Ilustrasi (Istimewa).
Ilustrasi (Istimewa).

MALANGTIMES - Bertemu Rasulullah Muhammad SAW saat di dunia dan akhirat tentu menjadi impian dan keinginan seluruh umat muslim. Para sahabat yang hidup di masa Rasulullah SAW pun selalu ingin berada di samping Rasulullah SAW saat masih hidup maupun kehidupan di akhirat.

Ustadz Adi Hidayat dalam sebuah kajian menyampaikan, Rasulullah SAW memiliki sahabat bernama Tsauban. Dia merupakan sosok yang sangat lekat dengan masjid. Bahkan memiliki posisi khusus di pojok kanan. Setiap kali Rasulullah SAW ke masjid, sahabat tersebut selalu berada di posisi itu.

Baca Juga : Pohon yang Rimbun Masuk Islam Usai Dapat Berita Kenabian Muhammad dari Seorang Pendeta

Posisi itu dipilih karena ia ingin lebih khusyuk dalam beribadah dan tak menganggu sahabat yang lain. Dia sangat mencintai Allah SWT dan Rasulullah SAW. Dia bahkan sangat takut tak bertemu Rasulullah SAW saat di akhirat.

Itu sebabnya, Tsauban memiliki fisik yang kecil dan kurus. Suatu ketika Rasulullah SAW bertanya mengapa dia memiliki badan yang sangat kurus.

Lalu Tsauban menjawab, “Ya Rasulullah SAW, saya seperti ini karena sulit makan dan sulit tidur. Bukan karena saya tak memiliki makanan. Saat siang datang, saya memikirkan Anda. Apakah malam nanti saya bertemu Anda. Malam hari saya juga memikirkan Anda. Apakah saya masih bisa bertemu dengan Anda. Dan yang paling membuat Saya sulit makan adalah, kalau di dunia saya masih bisa melihat Anda ya Rasulullah. Tapi ketika kita berpisah, entah saya atau Anda yang meninggal dunia terlebih dulu, entah di surga kita bertemu atau tidak ya Rasulullah.”

Maka saat itu, turunlah Firman Allah SWT dalam Al-Quran surat ke 4 ayat 69 yang maknanya, “Siapapun yang mau taat kepada Allah SWT dan Rasul-Nya, maka mereka itu tidak hanya di dunia, tapi di akhirat akan kami tempatkan bersama orang-orang yang telah diberikan nikmat oleh Allah SWT.”

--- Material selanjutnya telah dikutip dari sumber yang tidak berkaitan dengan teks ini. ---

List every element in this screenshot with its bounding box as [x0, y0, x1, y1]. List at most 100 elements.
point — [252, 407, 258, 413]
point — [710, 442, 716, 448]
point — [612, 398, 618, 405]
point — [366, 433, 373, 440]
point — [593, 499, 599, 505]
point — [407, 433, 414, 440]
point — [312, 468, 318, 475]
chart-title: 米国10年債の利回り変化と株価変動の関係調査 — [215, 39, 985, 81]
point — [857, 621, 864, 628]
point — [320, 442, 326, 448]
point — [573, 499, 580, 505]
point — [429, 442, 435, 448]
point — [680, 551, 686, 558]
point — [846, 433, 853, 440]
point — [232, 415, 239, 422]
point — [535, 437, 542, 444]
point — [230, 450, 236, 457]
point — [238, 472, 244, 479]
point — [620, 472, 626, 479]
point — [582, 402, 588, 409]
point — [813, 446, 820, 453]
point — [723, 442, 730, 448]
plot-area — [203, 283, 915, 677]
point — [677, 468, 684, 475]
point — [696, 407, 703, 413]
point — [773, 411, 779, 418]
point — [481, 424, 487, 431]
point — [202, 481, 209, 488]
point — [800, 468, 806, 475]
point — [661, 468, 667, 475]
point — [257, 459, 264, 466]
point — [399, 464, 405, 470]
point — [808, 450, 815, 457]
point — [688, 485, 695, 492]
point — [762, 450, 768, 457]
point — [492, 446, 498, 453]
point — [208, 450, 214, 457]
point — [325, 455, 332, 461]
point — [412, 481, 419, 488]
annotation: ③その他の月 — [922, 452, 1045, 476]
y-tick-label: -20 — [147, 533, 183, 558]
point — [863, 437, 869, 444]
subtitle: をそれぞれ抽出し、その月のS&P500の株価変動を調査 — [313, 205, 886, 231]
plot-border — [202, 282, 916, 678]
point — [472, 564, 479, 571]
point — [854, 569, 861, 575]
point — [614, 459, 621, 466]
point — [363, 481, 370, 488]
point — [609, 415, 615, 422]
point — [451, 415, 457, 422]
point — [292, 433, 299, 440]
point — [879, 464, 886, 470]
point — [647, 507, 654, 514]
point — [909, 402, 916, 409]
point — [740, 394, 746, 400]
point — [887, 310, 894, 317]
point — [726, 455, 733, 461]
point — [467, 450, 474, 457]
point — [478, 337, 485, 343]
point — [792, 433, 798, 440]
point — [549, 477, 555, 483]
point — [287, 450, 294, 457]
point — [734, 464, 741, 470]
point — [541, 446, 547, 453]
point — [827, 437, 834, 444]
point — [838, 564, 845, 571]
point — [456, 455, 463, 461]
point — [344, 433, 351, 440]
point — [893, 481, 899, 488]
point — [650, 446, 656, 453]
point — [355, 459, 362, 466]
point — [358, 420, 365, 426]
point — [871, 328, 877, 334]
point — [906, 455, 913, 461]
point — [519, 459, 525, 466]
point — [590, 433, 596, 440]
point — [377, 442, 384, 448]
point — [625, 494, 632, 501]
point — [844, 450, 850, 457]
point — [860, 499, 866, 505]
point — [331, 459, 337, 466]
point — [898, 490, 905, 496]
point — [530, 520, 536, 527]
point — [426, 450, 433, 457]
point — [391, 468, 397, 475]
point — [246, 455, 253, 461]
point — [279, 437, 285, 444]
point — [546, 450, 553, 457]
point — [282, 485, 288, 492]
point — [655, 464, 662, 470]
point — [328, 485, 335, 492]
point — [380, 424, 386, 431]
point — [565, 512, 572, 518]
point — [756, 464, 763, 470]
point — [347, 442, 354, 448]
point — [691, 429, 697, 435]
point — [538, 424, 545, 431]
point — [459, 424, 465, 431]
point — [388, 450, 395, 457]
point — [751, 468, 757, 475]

Artinya, ada surga yang diciptakan Allah SWT yang dihuni para Nabi dan orang-orang yang beriman, orang jujur, syuhada, dan orang sholeh akan ditempatkan di surga yang sama.

Ketika ayat tersebut turun, Tsauban semakin bersemangat dalam beribadah. Segala sesuatunya mengalami peningkatan, termasuk ibadahnya untuk datang ke masjid.

Baca Juga : Makanan Penghuni Neraka ternyata Merupakan Tumbuhan yang Tumbuh Subur di Daerah Ini

Suatu ketika, saat subuh datang, Rasulullah SAW tak mendapati Tsauban berada di pojok kanan masjid seperti biasa. Rasulullah SAW bertanya dan tak seorangpun sahabat mengetahuinya. Ketika selesai menunaikan salat, Rasulullah SAW dan para sahabat menuju rumah Tsauban yang jaraknya ternyata adalah tiga jam dari masjid.

Setelah sampai di rumah Tsauban, ternyata Tsauban telah meninggal dunia. Rasulullah bertanya apa yang terjadi sebelumnya saat Tsauban akan meninggal dunia. Istri Tsauban menyampaikan jika tidak ada yang terjadi kecuali ia mengucapkan kalimat “Ya Allah, Ya Rab, Ya Rab, Ya Allah mengapa tidak lebih jauh lagi.”